East Bay or West Bay, that is the question. The San Francisco area has become undeniably desirable in recent years as the area gains a reputation for being environmentally conscious and socially progressive, not to mention the rapidly expanding economy with the startup and tech boom. But if you’re looking to move to the area, which side of the Bay should you choose? After a bit of research, we’re pretty sure you’ll decide on the East Bay. Here’s why moving to Oakland should be your next step.
Oakland is just more affordable
A quick scroll through the real estate listings or Craigslist rental ads might set your head spinning with the difference. Oakland is, on average, costs half more to live in SF. Overall cost of living in Oakland is lower, too — grocery bills in the East Bay are about 15% lower than across the bridge, and a little bit of number crunching tells us you’d need to be making about $2,000 more per month to maintain the same standard of living in San Francisco as you could enjoy in Oakland. That’s a pretty big chunk of change.
There’s more space to breathe in Oakland
San Francisco is crowded. It just is. Just based on the numbers, there are slightly more than twice as many people living on the west side of the bridge (829,00) than living in Oakland (402,000), and San Francisco’s population density is more than twice that of Oakland. Also, in the last 15 years, Oakland, California has added more than 300 acres of parks and open space and planted 10,000 more trees, meaning you’ll literally have more space to breathe. Add a significantly lower skyline profile and the lovely Lake Merritt, and the quality of life in Oakland will give you more space to spread your proverbial wings.
Oakland has a growing and diverse entertainment/art scene
Artists, DIYers, and creatives have flocked to Oakland over these past years as SanFran’s skyrocketing rent prices have made studio space prohibitive. That means Oakland is full of street art (like the beloved telephone pole gnomes), galleries, and street festivals celebrating the arts and entertainment culture. Back in the day, Oakland gave birth to famous musicians like MC Hammer, Michael Franti, and Tupac Shakur, and it continues to nurture a blossoming music scene with everything from jazz and garage rock to a more experimental side.
Oakland is more diverse
Economically, racially, and culturally, Oakland just has a lot more diversity and variety — a 2014 Census analysis by Pricenomics confirmed it. A significant part of that has to do with housing availability, but this diversity also speaks to a community feel that San Francisco just doesn’t quite seem to have anymore. The artsy counterculture that once was Haight-Ashbury Street moved across the bridge when Jefferson Airplane left the area, and now you’re more likely to find drum circles and community yoga classes in Oakland’s parks. The city’s rich history as a hub for multiculturalism is still strong, and the community’s pride in this diversity suggests that hopefully, it will stay that way for a long time to come.

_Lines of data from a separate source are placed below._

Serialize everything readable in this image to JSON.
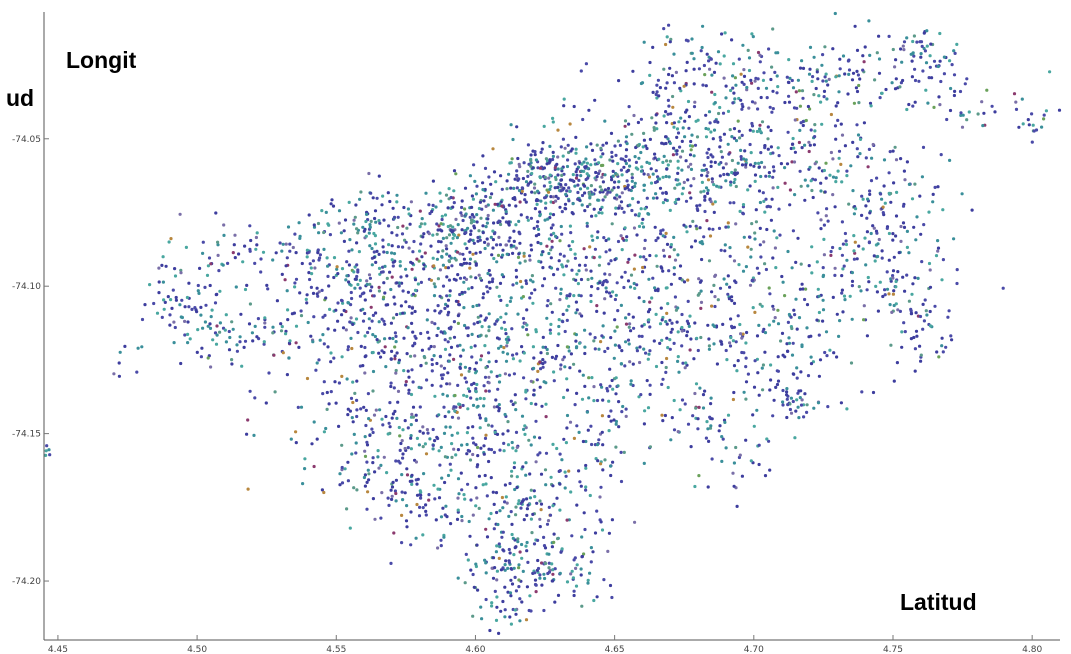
{
  "chart_data": {
    "type": "scatter",
    "title": "",
    "xlabel": "Latitud",
    "ylabel_parts": [
      "Longit",
      "ud"
    ],
    "xlim": [
      4.445,
      4.81
    ],
    "ylim": [
      -74.22,
      -74.007
    ],
    "x_ticks": [
      {
        "value": 4.45,
        "label": "4.45"
      },
      {
        "value": 4.5,
        "label": "4.50"
      },
      {
        "value": 4.55,
        "label": "4.55"
      },
      {
        "value": 4.6,
        "label": "4.60"
      },
      {
        "value": 4.65,
        "label": "4.65"
      },
      {
        "value": 4.7,
        "label": "4.70"
      },
      {
        "value": 4.75,
        "label": "4.75"
      },
      {
        "value": 4.8,
        "label": "4.80"
      }
    ],
    "y_ticks": [
      {
        "value": -74.05,
        "label": "-74.05"
      },
      {
        "value": -74.1,
        "label": "-74.10"
      },
      {
        "value": -74.15,
        "label": "-74.15"
      },
      {
        "value": -74.2,
        "label": "-74.20"
      }
    ],
    "grid": false,
    "legend": "none",
    "point_colors": [
      "#3d3d9e",
      "#4a4aa8",
      "#3a8f9a",
      "#49a7a0",
      "#5c9a8a",
      "#7a6fa8",
      "#8b3a6e",
      "#b8873e",
      "#6aa15a"
    ],
    "clusters": [
      {
        "x": 4.445,
        "y": -74.155,
        "sx": 0.002,
        "sy": 0.002,
        "n": 12
      },
      {
        "x": 4.475,
        "y": -74.125,
        "sx": 0.004,
        "sy": 0.004,
        "n": 8
      },
      {
        "x": 4.495,
        "y": -74.105,
        "sx": 0.008,
        "sy": 0.008,
        "n": 60
      },
      {
        "x": 4.515,
        "y": -74.117,
        "sx": 0.012,
        "sy": 0.006,
        "n": 70
      },
      {
        "x": 4.51,
        "y": -74.09,
        "sx": 0.006,
        "sy": 0.005,
        "n": 25
      },
      {
        "x": 4.54,
        "y": -74.09,
        "sx": 0.018,
        "sy": 0.008,
        "n": 90
      },
      {
        "x": 4.555,
        "y": -74.11,
        "sx": 0.015,
        "sy": 0.012,
        "n": 120
      },
      {
        "x": 4.56,
        "y": -74.078,
        "sx": 0.008,
        "sy": 0.006,
        "n": 40
      },
      {
        "x": 4.58,
        "y": -74.095,
        "sx": 0.02,
        "sy": 0.012,
        "n": 230
      },
      {
        "x": 4.6,
        "y": -74.08,
        "sx": 0.015,
        "sy": 0.008,
        "n": 220
      },
      {
        "x": 4.585,
        "y": -74.12,
        "sx": 0.02,
        "sy": 0.012,
        "n": 180
      },
      {
        "x": 4.56,
        "y": -74.15,
        "sx": 0.018,
        "sy": 0.012,
        "n": 150
      },
      {
        "x": 4.575,
        "y": -74.17,
        "sx": 0.01,
        "sy": 0.008,
        "n": 70
      },
      {
        "x": 4.6,
        "y": -74.15,
        "sx": 0.015,
        "sy": 0.015,
        "n": 160
      },
      {
        "x": 4.62,
        "y": -74.125,
        "sx": 0.02,
        "sy": 0.015,
        "n": 200
      },
      {
        "x": 4.615,
        "y": -74.175,
        "sx": 0.015,
        "sy": 0.012,
        "n": 130
      },
      {
        "x": 4.62,
        "y": -74.195,
        "sx": 0.012,
        "sy": 0.008,
        "n": 160
      },
      {
        "x": 4.61,
        "y": -74.21,
        "sx": 0.005,
        "sy": 0.004,
        "n": 20
      },
      {
        "x": 4.63,
        "y": -74.065,
        "sx": 0.015,
        "sy": 0.006,
        "n": 200
      },
      {
        "x": 4.65,
        "y": -74.062,
        "sx": 0.02,
        "sy": 0.008,
        "n": 250
      },
      {
        "x": 4.64,
        "y": -74.095,
        "sx": 0.018,
        "sy": 0.012,
        "n": 170
      },
      {
        "x": 4.65,
        "y": -74.12,
        "sx": 0.015,
        "sy": 0.015,
        "n": 110
      },
      {
        "x": 4.645,
        "y": -74.155,
        "sx": 0.008,
        "sy": 0.012,
        "n": 60
      },
      {
        "x": 4.68,
        "y": -74.05,
        "sx": 0.02,
        "sy": 0.01,
        "n": 220
      },
      {
        "x": 4.69,
        "y": -74.03,
        "sx": 0.02,
        "sy": 0.008,
        "n": 130
      },
      {
        "x": 4.68,
        "y": -74.085,
        "sx": 0.02,
        "sy": 0.012,
        "n": 180
      },
      {
        "x": 4.675,
        "y": -74.12,
        "sx": 0.012,
        "sy": 0.012,
        "n": 90
      },
      {
        "x": 4.68,
        "y": -74.145,
        "sx": 0.006,
        "sy": 0.005,
        "n": 30
      },
      {
        "x": 4.695,
        "y": -74.16,
        "sx": 0.008,
        "sy": 0.006,
        "n": 30
      },
      {
        "x": 4.71,
        "y": -74.12,
        "sx": 0.012,
        "sy": 0.012,
        "n": 130
      },
      {
        "x": 4.715,
        "y": -74.138,
        "sx": 0.005,
        "sy": 0.004,
        "n": 30
      },
      {
        "x": 4.72,
        "y": -74.06,
        "sx": 0.02,
        "sy": 0.01,
        "n": 140
      },
      {
        "x": 4.735,
        "y": -74.03,
        "sx": 0.02,
        "sy": 0.008,
        "n": 140
      },
      {
        "x": 4.74,
        "y": -74.095,
        "sx": 0.015,
        "sy": 0.01,
        "n": 140
      },
      {
        "x": 4.75,
        "y": -74.07,
        "sx": 0.012,
        "sy": 0.01,
        "n": 70
      },
      {
        "x": 4.76,
        "y": -74.115,
        "sx": 0.006,
        "sy": 0.01,
        "n": 50
      },
      {
        "x": 4.76,
        "y": -74.02,
        "sx": 0.005,
        "sy": 0.004,
        "n": 35
      },
      {
        "x": 4.785,
        "y": -74.04,
        "sx": 0.01,
        "sy": 0.004,
        "n": 25
      },
      {
        "x": 4.8,
        "y": -74.045,
        "sx": 0.003,
        "sy": 0.003,
        "n": 12
      },
      {
        "x": 4.668,
        "y": -74.015,
        "sx": 0.002,
        "sy": 0.002,
        "n": 6
      }
    ]
  }
}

Farmer’s markets. Enough said
Part of Oakland’s thriving DIY culture is a vibrant urban farming program. Backyard mini-farms, turning abandoned green space into community gardens, and a major emphasis on eating locally means that hitting up the market is one of the coolest things to do in Oakland. You can not only get some pretty fantastic veggies, but you can keep your finger on the pulse of all things local: art exhibits, upcoming events, and of course, who’s who. Moving to San Francisco might get you access to some lovely organic boutique shops, but really, nothing beats tomatoes fresh off the vine from your neighbor down the street.